Three-dimensional conformal radiation therapy (3D-CRT) gives more certainty about organ position, so higher doses can be delivered to the target volume without adjacent organs receiving excessive radiation.
The target volume and adjacent organs are outlined by the clinical oncologist on a planning CT scan. Margins are added to allow for organ movement and daily setup error. The physics team then uses software to add radiation beams and calculate the dose each organ will absorb. The beams are altered to achieve optimal dose distribution.
The linear accelerator has inbuilt shielding (multileaf collimators) that shapes the beam and treatment is delivered from three or four successive positions (treatment fields), all directed at the prostate.
IMRT is an extension of 3D-CRT but uses more treatment fields, within which the multileaf collimators can adopt different configurations, often moving while the beam is on, thus varying the dose intensity. Tomotherapy uses a type of linear accelerator that produces a narrow fan beam and rotates 360 degs around the patient while the beam is on. Tens of thousands of beamlets ‘intensity modify’ the dose.
Both types of IMRT involve complicated, time-consuming planning and rigorous quality assurance, but have the advantage of sparing more normal tissue, particularly the rectum, from the maximum dose.
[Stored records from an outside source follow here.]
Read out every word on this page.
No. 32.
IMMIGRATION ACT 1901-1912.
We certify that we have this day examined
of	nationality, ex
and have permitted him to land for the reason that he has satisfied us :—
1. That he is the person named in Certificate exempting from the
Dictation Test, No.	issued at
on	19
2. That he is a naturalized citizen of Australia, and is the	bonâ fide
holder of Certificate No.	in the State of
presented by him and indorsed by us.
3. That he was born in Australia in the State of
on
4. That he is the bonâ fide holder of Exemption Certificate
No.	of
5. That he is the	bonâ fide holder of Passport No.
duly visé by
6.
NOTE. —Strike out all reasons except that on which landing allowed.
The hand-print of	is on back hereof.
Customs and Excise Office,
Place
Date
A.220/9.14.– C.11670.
This allows a higher dose to be given to the prostate, or the treatment of larger volumes.
The target volume moves a little from day to day in relation to changes in bladder and bowel filling. Image-guided radiotherapy attempts to circumvent this by daily monitoring of the target volume position with scanning of implanted gold prostatic markers. Whether this improves outcomes in terms of disease control and reduced morbidity is not yet known.
Dose calculation is critical and is measured in Grays (Gy). 1Gy is equivalent to one joule of radiation energy absorbed per kilogram of organ or tissue weight. The rad is the old unit of absorbed dose, and 1Gy is equivalent to 100 rads.
The administration of doses above 72Gy in 2Gy daily fractions leads to improved cure rates4 and NICE recommends patients receive a minimum of 74Gy in 2Gy fractions.1 Future dose escalation is likely.
The Conventional or Hypofractionated High Dose Intensity Modulated Radiotherapy for Prostate Cancer (CHHiP) trial, funded by Cancer Research UK, is in the process of evaluating dose escalation by delivering larger doses per fraction in fewer total fractions. This technique is based on research that suggests prostate cancer may be more sensitive to larger doses per fraction.
The practicalities for organising treatment involve the patient attending a planning CT scan (takes one hour), usually performed supine with a full bladder to displace the small bowel and bladder from the treatment field. Tattoos are then made for accurate on-treatment setup. Treatment is planned as described above. This process takes two to three weeks. Before treatment commences, the patient undergoes verification (a dummy run) to ensure the setup is correct. This takes about one hour.
Treatment begins shortly afterwards and is given each weekday for seven to eight weeks, with each session taking five to 10 minutes to set up and five minutes to treat. The patient sees the oncologist weekly throughout the treatment to monitor side-effects. Once treatment starts, it should not be interrupted, because unplanned gaps significantly reduce efficacy.
Low-risk patients are most suitable for brachytherapy, although intermediate-risk patients are increasingly being treated, owing to new developments in technique. Derived from the Greek root meaning ‘close proximity’, brachytherapy involves the implantation within the prostate of radioisotope sources emitting gamma rays.
Low dose rate (LDR) brachytherapy is the most established method. Seventy to 150 iodine-125 seeds are inserted under ultrasound guidance into the prostate. These deposit an intense dose of radiation (more than 145Gy) in the prostate with a steep dose fall-off at the capsule edge. This minimises the dose to adjacent structures. Computer-assisted dosimetry software generates a plan for the optimal placement of seeds that is specifically designed for each patient’s anatomy and is used to verify accurate insertion. The specified radiation dose is emitted over a period of four to 10 months and the seeds remain in place permanently. The iodine-125 has a half-life of about 60 days. High dose rate (HDR) brachytherapy involves a similar process–radioisotopes with greater activity are temporarily positioned in the prostate before removal. HDR is usually used as a boost after EBRT, rather than as a monotherapy.